The diversity of the human body also makes it the perfect environment for other types of organisms. Insects, mites, and lice can all make their home on the surface of the skin, biting into the flesh to feed on blood. Many of the disgusting creatures that live on your body have evolved to specialize in a particular area and are capable of living their entire lives on your skin while you go about your daily business. All around the world, these little guys are feeding, mating, and laying eggs in human hair and flesh.
So whether it's microscopic creatures or visible insects, your body can literally be teaming with life that you might much prefer wasn’t there at all.

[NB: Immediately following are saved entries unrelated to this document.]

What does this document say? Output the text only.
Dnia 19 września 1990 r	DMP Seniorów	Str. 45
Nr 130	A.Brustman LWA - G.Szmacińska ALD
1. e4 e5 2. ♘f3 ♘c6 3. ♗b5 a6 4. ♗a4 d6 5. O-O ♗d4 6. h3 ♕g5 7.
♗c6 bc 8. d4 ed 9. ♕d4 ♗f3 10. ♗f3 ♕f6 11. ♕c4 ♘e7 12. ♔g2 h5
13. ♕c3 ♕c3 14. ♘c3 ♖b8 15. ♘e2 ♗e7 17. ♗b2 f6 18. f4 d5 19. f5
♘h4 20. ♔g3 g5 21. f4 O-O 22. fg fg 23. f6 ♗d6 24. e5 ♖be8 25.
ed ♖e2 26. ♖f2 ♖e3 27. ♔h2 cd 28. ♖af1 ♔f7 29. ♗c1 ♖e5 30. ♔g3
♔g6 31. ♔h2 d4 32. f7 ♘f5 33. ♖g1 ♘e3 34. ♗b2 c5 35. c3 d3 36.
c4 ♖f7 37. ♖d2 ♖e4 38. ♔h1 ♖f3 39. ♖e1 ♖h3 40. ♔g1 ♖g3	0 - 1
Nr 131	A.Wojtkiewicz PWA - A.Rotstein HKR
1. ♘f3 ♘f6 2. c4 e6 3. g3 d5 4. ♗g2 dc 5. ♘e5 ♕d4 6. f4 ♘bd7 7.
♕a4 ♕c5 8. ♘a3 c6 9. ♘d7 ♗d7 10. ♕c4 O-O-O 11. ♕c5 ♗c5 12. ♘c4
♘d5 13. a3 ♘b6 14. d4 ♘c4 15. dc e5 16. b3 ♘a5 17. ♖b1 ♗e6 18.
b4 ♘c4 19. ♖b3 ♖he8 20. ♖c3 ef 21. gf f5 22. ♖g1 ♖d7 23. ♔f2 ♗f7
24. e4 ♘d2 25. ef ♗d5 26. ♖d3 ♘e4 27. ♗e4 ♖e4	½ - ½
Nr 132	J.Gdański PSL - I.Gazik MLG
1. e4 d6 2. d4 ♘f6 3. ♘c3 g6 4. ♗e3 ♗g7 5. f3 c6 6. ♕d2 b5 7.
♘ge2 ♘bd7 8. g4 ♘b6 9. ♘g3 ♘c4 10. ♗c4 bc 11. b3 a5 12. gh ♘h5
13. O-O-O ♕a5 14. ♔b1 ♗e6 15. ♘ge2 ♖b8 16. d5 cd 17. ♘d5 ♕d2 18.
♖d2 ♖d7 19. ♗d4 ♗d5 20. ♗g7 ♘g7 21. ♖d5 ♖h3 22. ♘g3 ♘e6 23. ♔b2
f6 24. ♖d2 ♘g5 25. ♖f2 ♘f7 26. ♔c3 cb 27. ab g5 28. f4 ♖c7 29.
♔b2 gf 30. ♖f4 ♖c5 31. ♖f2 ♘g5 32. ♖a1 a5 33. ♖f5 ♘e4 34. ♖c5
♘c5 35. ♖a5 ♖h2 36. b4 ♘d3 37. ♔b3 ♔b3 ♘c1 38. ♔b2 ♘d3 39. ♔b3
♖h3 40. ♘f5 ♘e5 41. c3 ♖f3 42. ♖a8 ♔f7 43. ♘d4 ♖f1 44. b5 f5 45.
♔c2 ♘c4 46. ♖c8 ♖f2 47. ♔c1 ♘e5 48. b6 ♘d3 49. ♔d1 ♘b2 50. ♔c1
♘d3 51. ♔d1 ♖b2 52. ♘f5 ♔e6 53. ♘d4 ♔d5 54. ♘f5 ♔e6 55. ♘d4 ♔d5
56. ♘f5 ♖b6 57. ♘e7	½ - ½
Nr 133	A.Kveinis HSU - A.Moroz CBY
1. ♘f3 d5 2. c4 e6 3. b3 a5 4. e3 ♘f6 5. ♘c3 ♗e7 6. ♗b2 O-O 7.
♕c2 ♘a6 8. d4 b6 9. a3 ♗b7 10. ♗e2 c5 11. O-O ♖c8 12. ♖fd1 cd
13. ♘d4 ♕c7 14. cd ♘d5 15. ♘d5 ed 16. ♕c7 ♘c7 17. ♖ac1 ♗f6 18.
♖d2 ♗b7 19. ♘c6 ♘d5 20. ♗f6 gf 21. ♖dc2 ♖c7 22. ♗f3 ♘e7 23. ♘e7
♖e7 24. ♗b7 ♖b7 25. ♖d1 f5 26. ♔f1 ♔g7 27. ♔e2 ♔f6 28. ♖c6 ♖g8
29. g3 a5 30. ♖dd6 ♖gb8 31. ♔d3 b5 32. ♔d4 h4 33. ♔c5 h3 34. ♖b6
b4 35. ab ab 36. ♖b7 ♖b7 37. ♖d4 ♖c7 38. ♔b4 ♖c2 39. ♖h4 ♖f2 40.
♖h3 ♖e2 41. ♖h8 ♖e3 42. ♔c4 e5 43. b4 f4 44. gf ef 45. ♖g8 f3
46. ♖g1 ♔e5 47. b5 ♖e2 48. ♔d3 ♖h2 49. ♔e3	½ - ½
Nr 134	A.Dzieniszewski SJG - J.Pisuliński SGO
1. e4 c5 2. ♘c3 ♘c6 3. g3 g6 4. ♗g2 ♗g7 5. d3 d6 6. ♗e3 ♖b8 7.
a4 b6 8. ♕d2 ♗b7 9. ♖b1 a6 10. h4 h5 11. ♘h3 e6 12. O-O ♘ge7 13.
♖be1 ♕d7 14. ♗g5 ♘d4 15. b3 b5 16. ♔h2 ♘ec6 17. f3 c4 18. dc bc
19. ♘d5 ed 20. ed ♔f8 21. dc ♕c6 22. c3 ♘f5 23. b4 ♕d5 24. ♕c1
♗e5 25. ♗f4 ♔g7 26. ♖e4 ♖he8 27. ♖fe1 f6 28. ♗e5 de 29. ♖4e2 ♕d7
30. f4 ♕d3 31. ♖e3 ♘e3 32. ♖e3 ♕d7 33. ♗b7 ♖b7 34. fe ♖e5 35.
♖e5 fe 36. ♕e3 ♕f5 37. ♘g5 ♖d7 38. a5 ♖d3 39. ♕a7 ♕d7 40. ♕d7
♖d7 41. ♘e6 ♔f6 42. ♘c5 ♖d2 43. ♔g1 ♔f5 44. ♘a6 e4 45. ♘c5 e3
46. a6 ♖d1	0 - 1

Head lice are one of the most common types of creatures that can live on a person’s body. These tiny insects live on the scalp where they have easy access to long hair on which they can lay their eggs. It also provides them with the opportunity to feed easily, as the thin skin on the scalp is easy to penetrate and enables the louse to bite into the flesh and drink the blood.
Millions of people in the United States alone are infested with head lice every year, particularly children, as they can spread quickly with close contact between individuals.
Bed bugs are a common problem throughout the world. These small, oval-shaped insects can reach sizes of up to 5 mm long, and they feed on blood. While they do not technically live on the human body, they do spend an extended amount of time on people during the night, when they crawl out from their hiding spots in beds and mattresses to bite exposed skin.
Thankfully, they are usually harmless and do not spread any diseases, though some people can suffer from an allergic reaction if bitten.
Ticks are tiny arachnids that can range in size from just a few millimeters to one or two centimeters. They are found all around the world and live by feeding on mammals, birds, and even reptiles. Usually located in wooded or forested areas, the parasites attach themselves onto their hosts from branches and brambles.
Once they have bitten a victim, a tick is capable of causing a great deal of harm to a person as they have the ability to carry a number of diseases and transmit them to anybody they come into contact with. This can include Lyme disease and the malaria-like babeiosis.
Although rare, chigoe fleas are insects that can latch onto a variety of different hosts. An infestation of these fleas is known as tungiasis, and they are particularly nasty as they are also likely to lead to other forms of infection from their presence. After arriving on a host, the insects latch onto the skin and then bury their heads into the flesh.
Its hind legs remain exposed on the skin, allowing the disgusting pest to breath and defecate while it lays hundreds of eggs under the skin. They are most common in South America and Africa, where they attach themselves to the feet of their victims. Unlike many of the other creatures that can live on your body, these fleas can cause severe damage such as gangrene, tuberculosis, and necrosis of the flesh.